I am trying to perform sampling using hemisphere around a surface normal. I want to experiment with fixed directions (and maybe jitter slightly between frames). So I have those directions:
vec3 sampleDirections[6] = {vec3(0.0f, 1.0f, 0.0f),
vec3(0.0f, 0.5f, 0.866025f),
vec3(0.823639f, 0.5f, 0.267617f),
vec3(0.509037f, 0.5f, -0.700629f),
vec3(-0.509037f, 0.5f, -0.700629),
vec3(-0.823639f, 0.5f, 0.267617f)};
now I want the first direction to be projected on the normal and the others accordingly.
I tried these 2 codes, both failing.
This is what I used for random sampling (it doesn't seem to work well, the samples seem to be biased towards a certain direction) and I just used one of the fixed directions instead of s (here is the code of the random sample, when i used it with the fixed direction i didn't use theta and phi).
vec3 CosWeightedRandomHemisphereDirection( vec3 n, float rand1, float rand2 )

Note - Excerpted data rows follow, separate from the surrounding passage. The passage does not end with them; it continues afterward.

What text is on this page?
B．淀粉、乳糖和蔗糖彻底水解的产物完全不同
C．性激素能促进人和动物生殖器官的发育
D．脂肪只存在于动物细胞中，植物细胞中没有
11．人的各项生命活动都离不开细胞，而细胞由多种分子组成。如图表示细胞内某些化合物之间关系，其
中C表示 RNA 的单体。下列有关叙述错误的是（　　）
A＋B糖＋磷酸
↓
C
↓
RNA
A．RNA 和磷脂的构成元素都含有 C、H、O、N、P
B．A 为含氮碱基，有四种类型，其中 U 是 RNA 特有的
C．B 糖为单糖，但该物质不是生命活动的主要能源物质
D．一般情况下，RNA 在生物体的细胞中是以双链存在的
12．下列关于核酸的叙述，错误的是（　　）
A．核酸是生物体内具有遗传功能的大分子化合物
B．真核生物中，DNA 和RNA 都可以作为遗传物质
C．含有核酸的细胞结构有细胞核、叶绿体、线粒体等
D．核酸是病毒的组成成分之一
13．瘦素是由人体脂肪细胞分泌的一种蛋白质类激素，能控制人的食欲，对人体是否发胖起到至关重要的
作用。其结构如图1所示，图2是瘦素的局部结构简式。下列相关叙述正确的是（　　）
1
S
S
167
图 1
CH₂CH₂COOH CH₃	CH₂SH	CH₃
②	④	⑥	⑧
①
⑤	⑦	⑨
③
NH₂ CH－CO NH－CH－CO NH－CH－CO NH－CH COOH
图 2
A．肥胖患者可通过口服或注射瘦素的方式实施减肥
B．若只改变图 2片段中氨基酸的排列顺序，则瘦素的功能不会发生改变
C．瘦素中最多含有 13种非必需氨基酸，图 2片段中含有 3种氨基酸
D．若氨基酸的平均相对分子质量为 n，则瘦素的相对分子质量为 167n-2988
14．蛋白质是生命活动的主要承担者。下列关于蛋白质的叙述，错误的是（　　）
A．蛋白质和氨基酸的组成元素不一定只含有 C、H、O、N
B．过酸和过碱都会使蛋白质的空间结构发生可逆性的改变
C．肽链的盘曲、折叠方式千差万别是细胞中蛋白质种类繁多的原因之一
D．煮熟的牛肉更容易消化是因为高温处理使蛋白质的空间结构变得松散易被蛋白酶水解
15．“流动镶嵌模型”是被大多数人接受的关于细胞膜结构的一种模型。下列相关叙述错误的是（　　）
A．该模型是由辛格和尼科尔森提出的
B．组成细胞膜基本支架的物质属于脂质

float theta = acos(sqrt(1.0f-rand1));
float phi = 6.283185f * rand2;
vec3 s = vec3(sin(theta) * cos(phi), sin(theta) * sin(phi), cos(theta));
vec3 v = normalize(cross(n,vec3(0.0072, 1.0, 0.0034)));
vec3 u = cross(v, n);
u = s.x*u;
v = s.y*v;
vec3 w = s.z*n;
vec3 direction = u+v+w;
return normalize(direction);
}
** EDIT **
This is the new code
vec3 FixedHemisphereDirection( vec3 n, vec3 sampleDir)
{
vec3 x;
vec3 z;
if(abs(n.x) < abs(n.y)){
if(abs(n.x) < abs(n.z)){
x = vec3(1.0f,0.0f,0.0f);
}else{
x = vec3(0.0f,0.0f,1.0f);
}
}else{
if(abs(n.y) < abs(n.z)){
x = vec3(0.0f,1.0f,0.0f);
}else{
x = vec3(0.0f,0.0f,1.0f);
}
}
z = normalize(cross(x,n));
x = cross(n,z);
mat3 M = mat3( x.x, n.x, z.x,
x.y, n.y, z.y,
x.z, n.z, z.z);
return M*sampleDir;
}
So if my n = (0,0,1); and my sampleDir = (0,1,0); shouldn't the M*sampleDir be (0,0,1)? Cause that is what I was expecting.